分吾は必要最小限の動きで回避し、懐に入り込もうとする。
「長針相手に素手は不利ではないか?勝機は無いぞ!」
「長針?ああ、時計の針か。となるとそちらの銃を短針と呼んでいるのか?」
確かに、剣も銃も針のような意匠が取り入れられている。
銀色の剣と銃を振り回す姿を真上から見れば時計のようにも見えたかもしれない。
「ふはははははは!そうとも!我が名は針回しのファリウス!由緒ある日本の暗殺者一族の末裔である!」
ヨーロッパ系のこの男に言われても説得力に欠けると思いながらも、分吾は納得していた。
針回しの暗殺者は裏の住民の間ではとても有名だ。
暗殺者ならではの動きがファリウスに見られる。
視線を悟られないようにカモフラージュしたり、瞬きを左右の目で同時にしないようにしたりなどだ。
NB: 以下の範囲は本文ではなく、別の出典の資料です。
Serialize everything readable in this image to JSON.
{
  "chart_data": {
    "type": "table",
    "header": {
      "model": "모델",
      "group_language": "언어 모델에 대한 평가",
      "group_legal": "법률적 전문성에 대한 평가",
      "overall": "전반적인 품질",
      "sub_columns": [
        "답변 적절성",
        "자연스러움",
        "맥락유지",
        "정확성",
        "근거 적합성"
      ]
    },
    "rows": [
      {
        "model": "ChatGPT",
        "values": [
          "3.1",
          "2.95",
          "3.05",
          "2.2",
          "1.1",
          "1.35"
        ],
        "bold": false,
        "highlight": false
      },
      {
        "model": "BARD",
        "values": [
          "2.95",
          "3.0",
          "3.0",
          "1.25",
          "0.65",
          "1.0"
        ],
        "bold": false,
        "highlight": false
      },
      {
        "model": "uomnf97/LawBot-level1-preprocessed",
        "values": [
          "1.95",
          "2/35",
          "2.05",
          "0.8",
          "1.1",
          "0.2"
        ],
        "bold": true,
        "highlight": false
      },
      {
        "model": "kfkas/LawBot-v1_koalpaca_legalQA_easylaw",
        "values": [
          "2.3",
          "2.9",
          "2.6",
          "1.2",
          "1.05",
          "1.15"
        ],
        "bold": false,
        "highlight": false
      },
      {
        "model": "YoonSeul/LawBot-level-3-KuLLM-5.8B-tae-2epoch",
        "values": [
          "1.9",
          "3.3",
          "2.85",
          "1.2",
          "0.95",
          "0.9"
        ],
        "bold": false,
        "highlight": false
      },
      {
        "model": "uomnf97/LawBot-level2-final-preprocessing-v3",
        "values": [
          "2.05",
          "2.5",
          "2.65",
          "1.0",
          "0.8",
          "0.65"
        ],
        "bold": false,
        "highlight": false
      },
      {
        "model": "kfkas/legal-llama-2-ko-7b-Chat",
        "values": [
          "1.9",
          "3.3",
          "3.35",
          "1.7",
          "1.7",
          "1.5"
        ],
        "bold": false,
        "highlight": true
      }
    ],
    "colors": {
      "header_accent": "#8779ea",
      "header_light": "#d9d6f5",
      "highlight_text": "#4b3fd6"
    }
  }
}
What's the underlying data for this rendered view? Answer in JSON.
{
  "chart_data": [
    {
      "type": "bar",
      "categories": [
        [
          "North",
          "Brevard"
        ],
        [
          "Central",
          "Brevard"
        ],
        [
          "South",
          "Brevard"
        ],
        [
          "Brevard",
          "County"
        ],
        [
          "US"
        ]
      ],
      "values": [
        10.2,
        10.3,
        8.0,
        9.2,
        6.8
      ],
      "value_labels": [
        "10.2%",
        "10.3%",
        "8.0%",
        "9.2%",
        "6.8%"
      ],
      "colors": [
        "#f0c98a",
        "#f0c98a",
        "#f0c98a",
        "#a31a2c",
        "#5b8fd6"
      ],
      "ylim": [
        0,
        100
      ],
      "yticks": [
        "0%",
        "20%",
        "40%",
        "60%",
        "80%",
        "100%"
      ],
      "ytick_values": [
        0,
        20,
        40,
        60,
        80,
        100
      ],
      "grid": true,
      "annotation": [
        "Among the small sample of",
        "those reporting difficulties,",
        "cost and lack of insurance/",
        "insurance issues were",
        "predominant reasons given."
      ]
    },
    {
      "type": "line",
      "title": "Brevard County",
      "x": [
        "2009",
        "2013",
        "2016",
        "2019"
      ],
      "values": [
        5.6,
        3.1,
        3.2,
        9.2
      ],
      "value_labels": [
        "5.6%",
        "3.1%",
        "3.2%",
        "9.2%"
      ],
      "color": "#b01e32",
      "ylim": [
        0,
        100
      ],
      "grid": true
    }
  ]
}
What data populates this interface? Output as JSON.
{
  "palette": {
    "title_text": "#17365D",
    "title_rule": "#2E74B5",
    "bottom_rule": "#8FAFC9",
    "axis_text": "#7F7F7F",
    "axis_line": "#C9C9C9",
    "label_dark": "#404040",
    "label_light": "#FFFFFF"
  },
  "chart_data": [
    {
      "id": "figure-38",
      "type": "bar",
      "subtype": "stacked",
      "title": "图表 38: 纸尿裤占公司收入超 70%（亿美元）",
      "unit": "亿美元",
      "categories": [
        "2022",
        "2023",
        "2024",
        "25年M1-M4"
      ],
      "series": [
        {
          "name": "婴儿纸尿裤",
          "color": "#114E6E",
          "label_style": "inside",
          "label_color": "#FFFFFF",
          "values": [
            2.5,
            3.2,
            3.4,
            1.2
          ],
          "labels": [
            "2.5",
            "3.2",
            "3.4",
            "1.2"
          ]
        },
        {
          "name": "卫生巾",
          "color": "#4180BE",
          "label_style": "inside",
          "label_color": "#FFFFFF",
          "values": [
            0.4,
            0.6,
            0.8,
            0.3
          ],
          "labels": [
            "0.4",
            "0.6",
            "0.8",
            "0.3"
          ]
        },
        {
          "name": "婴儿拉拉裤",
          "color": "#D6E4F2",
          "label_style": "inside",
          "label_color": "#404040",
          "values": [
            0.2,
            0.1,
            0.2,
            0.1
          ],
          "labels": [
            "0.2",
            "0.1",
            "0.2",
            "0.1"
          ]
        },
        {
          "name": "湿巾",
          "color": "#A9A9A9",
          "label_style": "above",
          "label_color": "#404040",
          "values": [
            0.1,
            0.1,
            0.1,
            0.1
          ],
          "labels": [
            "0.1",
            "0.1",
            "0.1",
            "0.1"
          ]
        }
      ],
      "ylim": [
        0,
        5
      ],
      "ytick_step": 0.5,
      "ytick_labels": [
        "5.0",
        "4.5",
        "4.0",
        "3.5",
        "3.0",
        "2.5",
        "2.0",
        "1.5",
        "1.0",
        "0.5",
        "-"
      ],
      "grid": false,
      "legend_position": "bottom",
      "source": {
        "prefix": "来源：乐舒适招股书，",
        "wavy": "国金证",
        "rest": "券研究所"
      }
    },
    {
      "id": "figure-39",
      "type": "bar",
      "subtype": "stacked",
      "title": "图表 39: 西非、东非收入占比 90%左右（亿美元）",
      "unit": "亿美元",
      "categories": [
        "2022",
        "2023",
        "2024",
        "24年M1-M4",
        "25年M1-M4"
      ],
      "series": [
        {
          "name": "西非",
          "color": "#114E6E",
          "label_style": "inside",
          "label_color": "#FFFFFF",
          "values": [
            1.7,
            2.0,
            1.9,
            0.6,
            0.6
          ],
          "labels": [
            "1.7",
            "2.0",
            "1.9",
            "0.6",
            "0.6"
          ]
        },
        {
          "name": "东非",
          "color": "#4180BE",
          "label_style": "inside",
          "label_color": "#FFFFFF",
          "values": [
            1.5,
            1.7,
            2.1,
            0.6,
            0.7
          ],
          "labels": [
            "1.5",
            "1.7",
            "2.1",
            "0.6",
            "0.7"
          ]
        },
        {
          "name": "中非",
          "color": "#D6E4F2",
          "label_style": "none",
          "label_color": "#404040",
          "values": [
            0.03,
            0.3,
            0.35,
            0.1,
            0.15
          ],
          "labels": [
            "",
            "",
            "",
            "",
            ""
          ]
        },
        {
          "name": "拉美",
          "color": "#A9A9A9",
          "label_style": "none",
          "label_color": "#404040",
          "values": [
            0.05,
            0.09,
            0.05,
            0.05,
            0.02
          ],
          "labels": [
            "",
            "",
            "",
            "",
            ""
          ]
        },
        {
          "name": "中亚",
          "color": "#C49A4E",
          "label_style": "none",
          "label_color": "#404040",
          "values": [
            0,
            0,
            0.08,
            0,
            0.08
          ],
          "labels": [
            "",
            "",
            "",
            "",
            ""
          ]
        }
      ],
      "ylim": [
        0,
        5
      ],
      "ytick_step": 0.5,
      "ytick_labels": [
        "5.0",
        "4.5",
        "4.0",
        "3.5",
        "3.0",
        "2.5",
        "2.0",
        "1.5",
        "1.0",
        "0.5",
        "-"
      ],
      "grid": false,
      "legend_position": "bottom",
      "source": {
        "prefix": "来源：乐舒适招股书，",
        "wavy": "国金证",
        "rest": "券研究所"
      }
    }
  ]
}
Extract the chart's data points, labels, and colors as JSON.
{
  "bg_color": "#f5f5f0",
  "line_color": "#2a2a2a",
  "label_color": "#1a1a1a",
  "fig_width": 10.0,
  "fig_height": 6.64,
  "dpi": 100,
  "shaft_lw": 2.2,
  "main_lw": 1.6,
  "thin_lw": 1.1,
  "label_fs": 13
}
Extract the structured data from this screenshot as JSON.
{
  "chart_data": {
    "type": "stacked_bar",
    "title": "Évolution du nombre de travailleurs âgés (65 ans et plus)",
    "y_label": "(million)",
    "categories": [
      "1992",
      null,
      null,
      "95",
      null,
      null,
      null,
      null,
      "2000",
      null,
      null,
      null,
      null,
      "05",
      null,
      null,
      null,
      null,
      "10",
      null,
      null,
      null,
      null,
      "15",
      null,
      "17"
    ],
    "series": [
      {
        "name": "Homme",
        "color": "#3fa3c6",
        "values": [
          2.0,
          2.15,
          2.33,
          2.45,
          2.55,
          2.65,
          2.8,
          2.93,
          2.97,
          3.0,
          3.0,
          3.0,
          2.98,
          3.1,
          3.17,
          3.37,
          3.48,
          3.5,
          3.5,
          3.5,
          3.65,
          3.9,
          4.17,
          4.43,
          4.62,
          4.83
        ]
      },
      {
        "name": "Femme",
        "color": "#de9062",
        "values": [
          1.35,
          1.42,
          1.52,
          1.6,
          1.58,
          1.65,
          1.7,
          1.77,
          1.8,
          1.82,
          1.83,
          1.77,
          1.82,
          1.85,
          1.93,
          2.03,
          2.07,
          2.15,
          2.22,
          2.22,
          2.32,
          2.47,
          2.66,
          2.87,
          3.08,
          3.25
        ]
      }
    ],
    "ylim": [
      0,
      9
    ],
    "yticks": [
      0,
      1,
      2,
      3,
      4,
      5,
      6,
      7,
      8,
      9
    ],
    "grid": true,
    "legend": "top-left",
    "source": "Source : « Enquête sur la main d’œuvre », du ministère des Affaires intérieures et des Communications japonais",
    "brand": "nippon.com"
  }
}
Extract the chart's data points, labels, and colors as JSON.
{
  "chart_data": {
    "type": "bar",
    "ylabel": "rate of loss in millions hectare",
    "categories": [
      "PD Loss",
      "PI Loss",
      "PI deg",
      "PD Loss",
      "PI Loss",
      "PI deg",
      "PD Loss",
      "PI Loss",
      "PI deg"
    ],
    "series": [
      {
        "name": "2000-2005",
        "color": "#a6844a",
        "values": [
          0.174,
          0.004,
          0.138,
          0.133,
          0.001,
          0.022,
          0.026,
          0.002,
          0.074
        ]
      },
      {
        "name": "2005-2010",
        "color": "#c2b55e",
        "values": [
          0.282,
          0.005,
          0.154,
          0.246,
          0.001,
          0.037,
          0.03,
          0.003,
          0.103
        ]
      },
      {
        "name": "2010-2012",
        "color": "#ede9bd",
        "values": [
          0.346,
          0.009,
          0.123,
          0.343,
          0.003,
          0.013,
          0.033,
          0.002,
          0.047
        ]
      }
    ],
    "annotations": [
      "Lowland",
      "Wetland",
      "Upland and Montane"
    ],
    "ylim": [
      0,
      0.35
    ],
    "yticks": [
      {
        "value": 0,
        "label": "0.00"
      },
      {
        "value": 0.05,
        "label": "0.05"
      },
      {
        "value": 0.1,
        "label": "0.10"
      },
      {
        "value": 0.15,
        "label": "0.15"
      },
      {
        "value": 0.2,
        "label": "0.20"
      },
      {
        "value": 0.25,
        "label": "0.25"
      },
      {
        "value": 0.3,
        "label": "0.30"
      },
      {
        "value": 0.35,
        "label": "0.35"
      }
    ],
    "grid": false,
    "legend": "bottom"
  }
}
「なるほど、針回し。では、俺が打ち破り評判を落としてやろう」
長針での突きを左手で弾いた。
右手はファリウスの襟を掴み、左手は弾いた勢いをそのままに右脇辺りの袖を掴んだ。
一気に後ろに引っ張り、ファリウスの身体は前に崩れる形になった。
「なっ!?」
右脚を相手の左脚に引っかけ、身体を反転させながら投げる。
ファリウスの靴裏は床を離れ、視界は天地逆転し、強い衝撃が背中に走った。